Since the drug potency varies, some drugs with a high utilization in the population, e.g. the calcium channel blockers felodipine and amlodipine, generated low amounts when measured in kilograms and thus did not appear within the DU90% segment for the antihypertensives. This may to some extent reduce the external validity of the method for prescribers. A potential solution could be to extend the cut off point to, e.g., 95%. It can also be handled by complementing the DU90% environmental profiles with traditional profiles using DDD as the measure of exposure.

All antidepressants were environmentally classified, two substances being associated with a potentially high environmental risk. There is a limited potential for improvement in the utilization of antidepressant drugs, since there are no antidepressants associated with a potential low environmental risk. However, citalopram may be substituted with other serotonin selective reuptake inhibitors since they have shown to be equally effective [31].

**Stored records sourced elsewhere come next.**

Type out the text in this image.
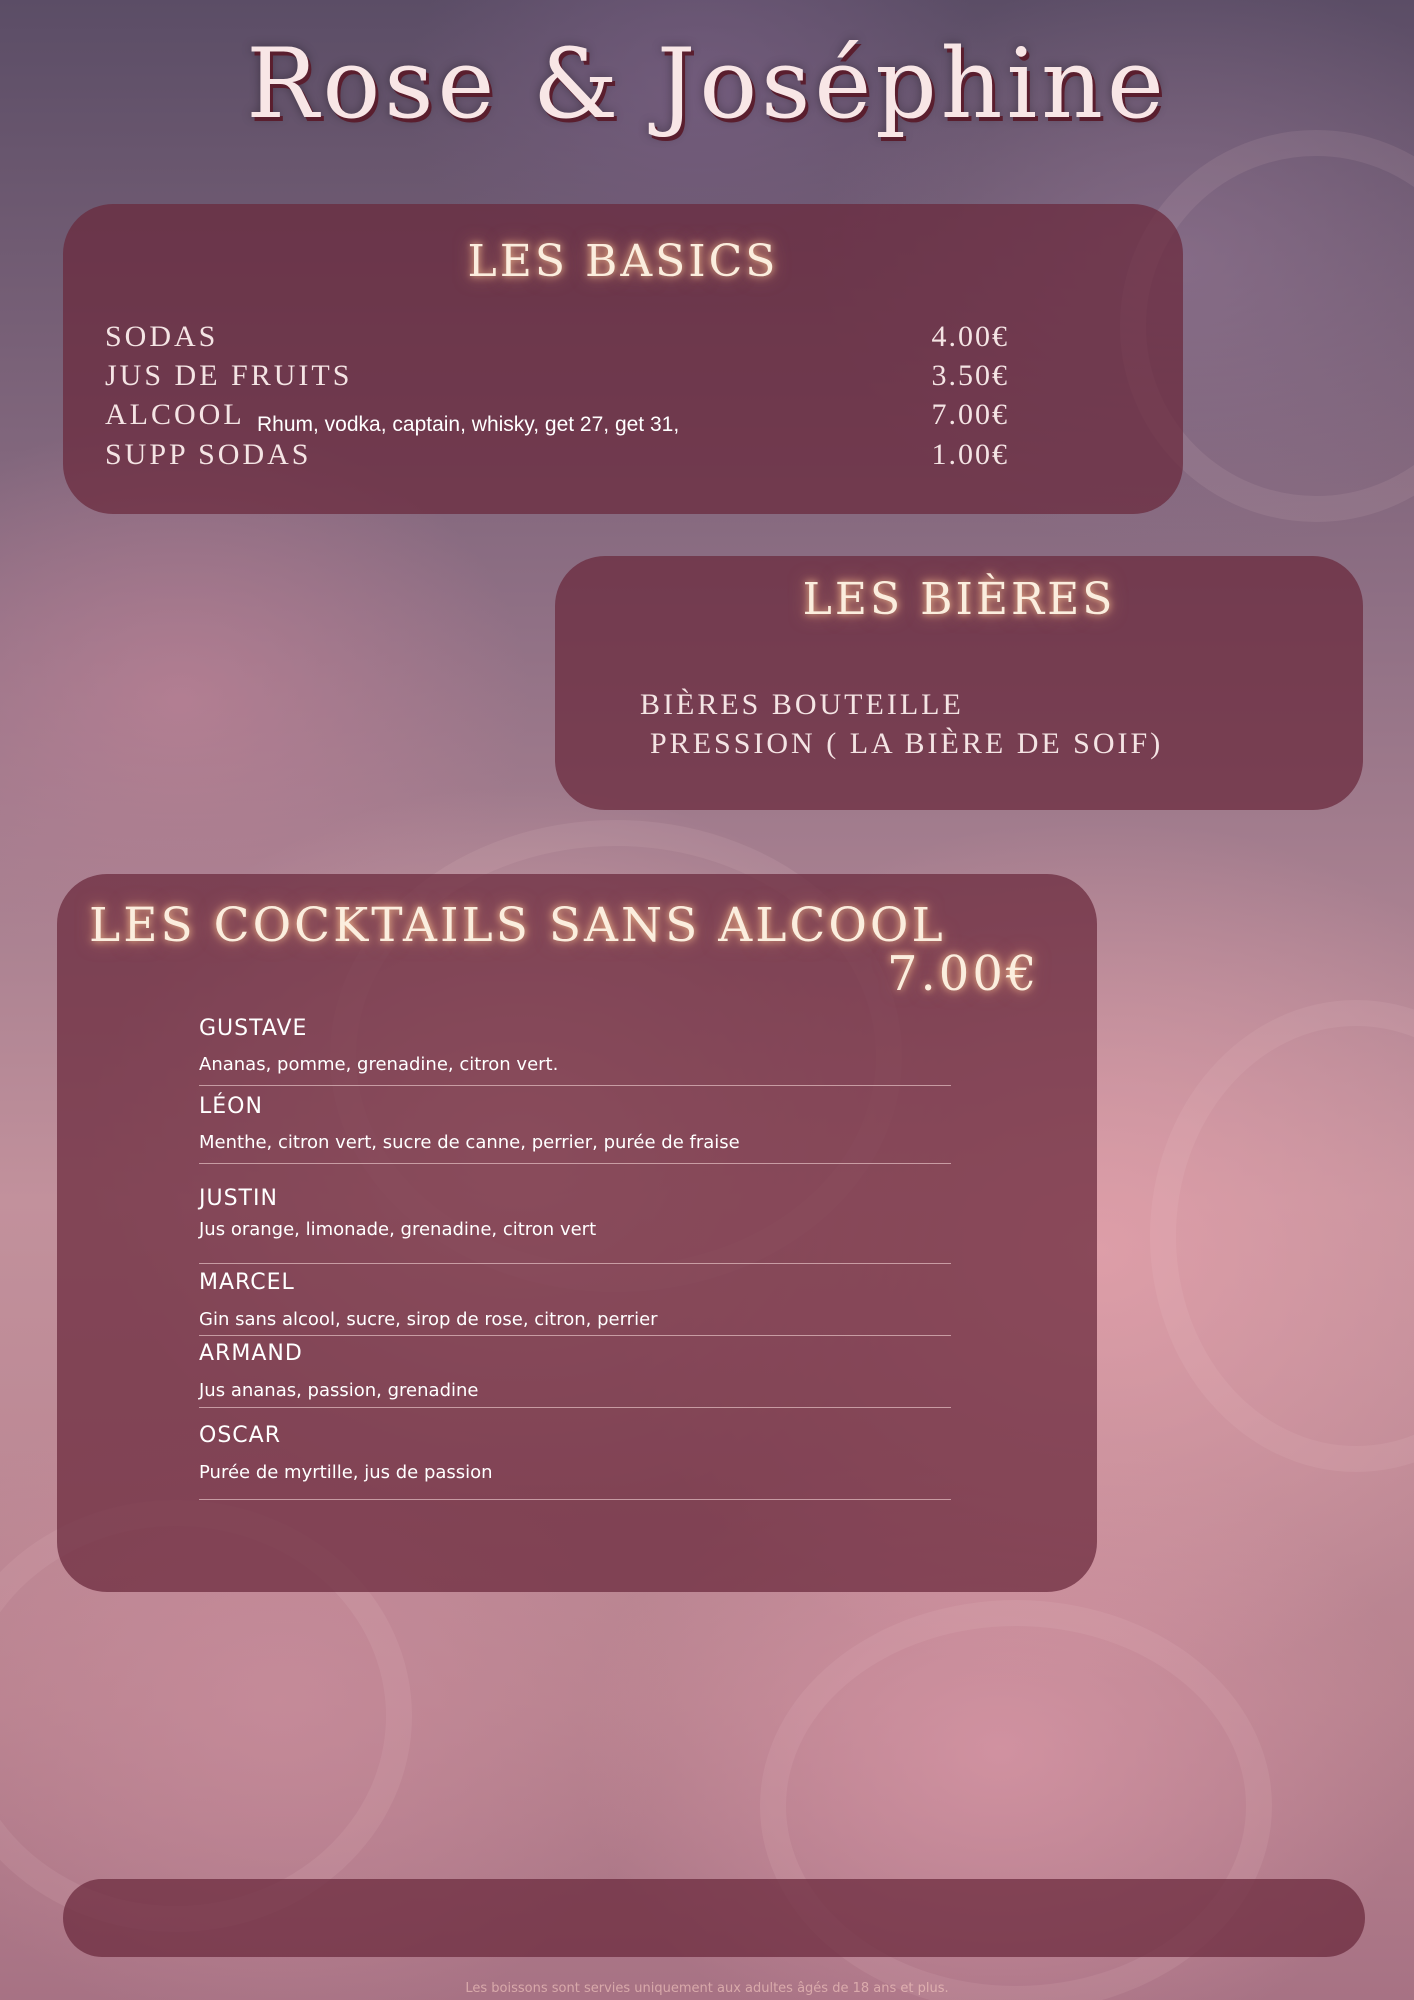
Rose & Joséphine
LES BASICS
SODAS	4.00€
JUS DE FRUITS	3.50€
ALCOOL Rhum, vodka, captain, whisky, get 27, get 31,	7.00€
SUPP SODAS	1.00€
LES BIÈRES
BIÈRES BOUTEILLE
PRESSION ( LA BIÈRE DE SOIF)
LES COCKTAILS SANS ALCOOL
7.00€
GUSTAVE
Ananas, pomme, grenadine, citron vert.
LÉON
Menthe, citron vert, sucre de canne, perrier, purée de fraise
JUSTIN
Jus orange, limonade, grenadine, citron vert
MARCEL
Gin sans alcool, sucre, sirop de rose, citron, perrier
ARMAND
Jus ananas, passion, grenadine
OSCAR
Purée de myrtille, jus de passion
Les boissons sont servies uniquement aux adultes âgés de 18 ans et plus.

As discussed above, the environmental prescribing profiles highlighted several areas for improvement. However, the prescribing profiles should be applied as a recommendation for improvement on a population level. It is important to emphasize that rational drug therapy implies a rational decision for each individual patient taking into account the efficacy, tolerability, and potential for interactions of each specific drug. Consequently, there may be reasons to deviate from general guidelines for certain patients. The credibility of the proposed method is dependent on the validity of the DU90% method as well as validity of the classification of environmental hazard. The DU90% method has been validated in a large number of studies and is increasingly used in many countries to assess the quality of prescribing [32]. The low validity of the classification model adopted in this study will hamper a more general application of the proposed method. Nevertheless, being knowledgeable about its drawbacks it can still serve as a driver for a better environmental outcome of drug use.

The legislation for new drugs to be approved for use in humans has been continuously strengthened during the last decades. The thalidomide tragedy tightened the requirements to provide safety data and in recent years, most countries require manufacturers to provide evidence that new drugs are more cost-effective than existing agents to achieve reimbursement. Environmental concern does not yet influence any approval or reimbursement decision for human medicines [33]. This may change in the future. Regardless of how this development will proceed, robust and convenient methods will still be needed to guide healthcare providers to use those medicines available on the market more rationally. This does not imply a ‘one size fit all’ thinking but more an ‘added value’ to the individual drug choice by a systematic inclusion of scientifically based evidence that can be generally applied. The method we propose supports these aims of bringing the environmental dimension into the drug selection process.

Conclusion

The DU90% environmental profiles gave an easily understandable overview of the potential prevailing environmental risk and potentials for improvement in drug prescribing. The profiles were easy and inexpensive to produce using available sales data, and may be a valuable tool to increase the awareness of an environmental impact of the prescribing decision.